Rouletabille miró el cielo, lo encontró de su gusto y sin duda del mío, pues me cogió por el brazo y me dijo:
—¡Vamos!… Necesito andar.
—¿Y bien? —le pregunté—. ¿Se va desembrollando la cosa?
—¡Oh! —dijo—. ¡Oh! ¡No hay desembrollado nada en absoluto!… ¡Está todavía más embrollada que antes! También es verdad que tengo una idea.
—Dígala.
—¡Oh! No puedo decir nada por el momento… Mi idea es una cuestión de vida o muerte para dos personas por lo menos.
—¿Cree que hay cómplices?
—No creo…
Durante un momento nos quedamos en silencio, luego prosiguió:
—Ha sido una suerte encontrarnos con el juez de instrucción y su secretario… ¡Eh! ¿Qué le había dicho yo del revólver?…

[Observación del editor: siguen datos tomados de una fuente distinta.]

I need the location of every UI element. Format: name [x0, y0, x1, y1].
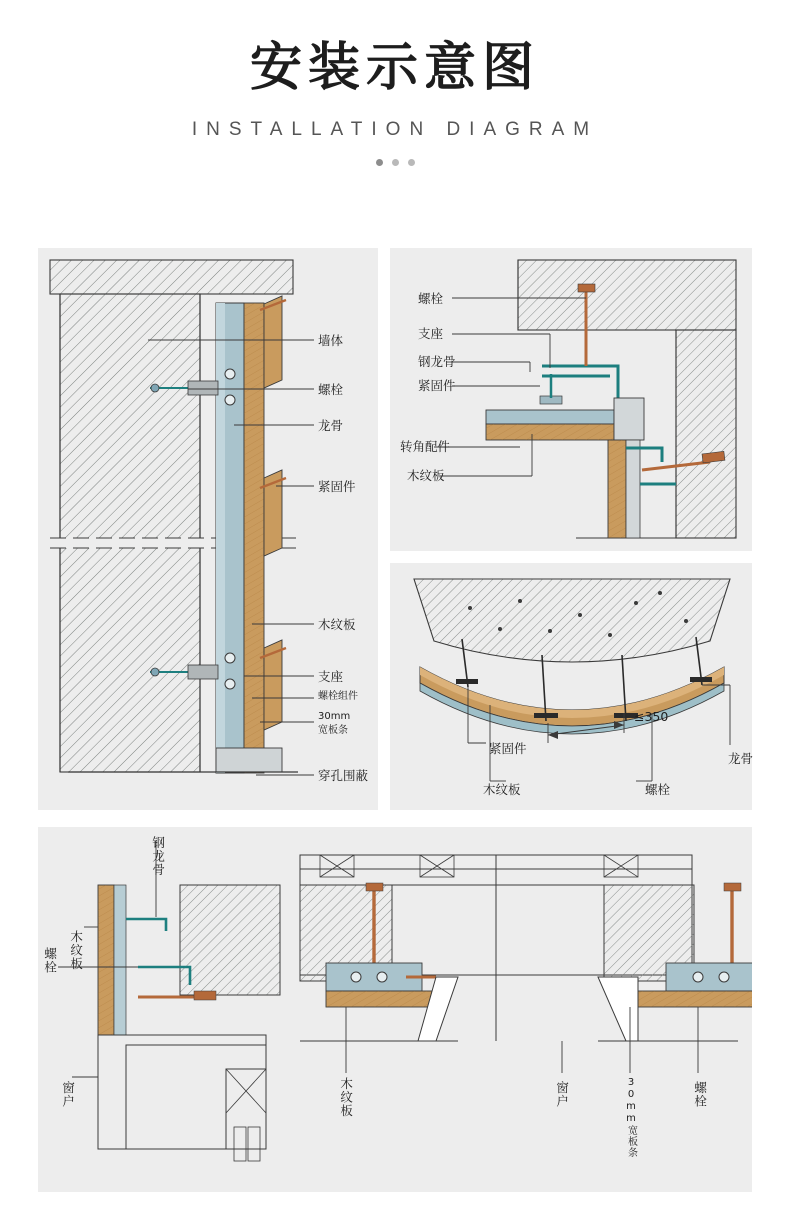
curved-ceiling-drawing	[390, 563, 752, 810]
decorative-dots	[0, 159, 790, 166]
label-max-spacing: ≤350	[634, 709, 669, 724]
label-wide-batten: 宽板条	[318, 725, 348, 736]
label-corner-fitting: 转角配件	[400, 439, 451, 454]
label-keel: 龙骨	[318, 418, 344, 433]
label-fastener: 紧固件	[418, 378, 456, 393]
label-bolt-assembly: 螺栓组件	[318, 691, 358, 702]
page-title: 安装示意图	[249, 38, 540, 98]
label-perforated-enclosure: 穿孔围蔽	[318, 768, 369, 783]
label-bolt: 螺栓	[418, 291, 444, 306]
label-window: 窗户	[60, 1081, 76, 1108]
label-30mm: 30mm	[318, 711, 351, 722]
corner-detail-drawing	[390, 248, 752, 551]
label-support: 支座	[318, 669, 344, 684]
panel-window-detail	[38, 827, 752, 1192]
label-bolt-2: 螺栓	[692, 1081, 708, 1108]
panel-wall-section	[38, 248, 378, 810]
label-window-2: 窗户	[554, 1081, 570, 1108]
label-wood-panel: 木纹板	[483, 782, 521, 797]
window-detail-drawing	[38, 827, 752, 1192]
label-fastener: 紧固件	[318, 479, 356, 494]
label-fastener: 紧固件	[489, 741, 527, 756]
label-support: 支座	[418, 326, 444, 341]
label-wood-panel-2: 木纹板	[338, 1077, 354, 1118]
label-bolt: 螺栓	[645, 782, 671, 797]
label-steel-keel: 钢龙骨	[150, 836, 166, 877]
label-wood-panel: 木纹板	[68, 930, 84, 971]
label-bolt: 螺栓	[42, 947, 58, 974]
panel-curved-ceiling	[390, 563, 752, 810]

Tenía la frente inclinada hacia la carretera, las manos en los bolsillos y silboteaba. Al cabo de un rato le oí que murmuraba:
—¡Pobre mujer!…
—¿Es la señorita Stangerson quien le da lástima?…
—Sí, es una mujer muy noble y muy digna de piedad… Tiene mucho, muchísimo carácter…, digo yo…, digo yo…
—¿Conoce, pues, a la señorita Stangerson?
—¿Yo? En absoluto… No la he visto más que una vez…
—Entonces ¿por qué dice que tiene mucho carácter?…
—Porque supo hacer frente al asesino; porque se defendió con valor y, sobre todo, sobre todo, por la bala en el techo.
Miré a Rouletabille, preguntándome si no estaba burlándose completamente de mí o si no se había vuelto loco de repente. Pero me di cuenta de que el joven nunca se había visto con menos ganas de bromas y el destello inteligente de sus ojos redondos me tranquilizó acerca del estado de su razón. Además, me había acostumbrado a sus frases cortadas…, cortadas para mí, que no veía en ellas más que incoherencia y misterio hasta el momento en que, con algunas frases rápidas y nítidas, me entregaba el hilo de su pensamiento. Entonces todo se aclaraba para mí: las palabras que él había dicho y que me habían parecido vacías de sentido se unían con una facilidad y una lógica tal «que yo no podía comprender cómo no había comprendido antes».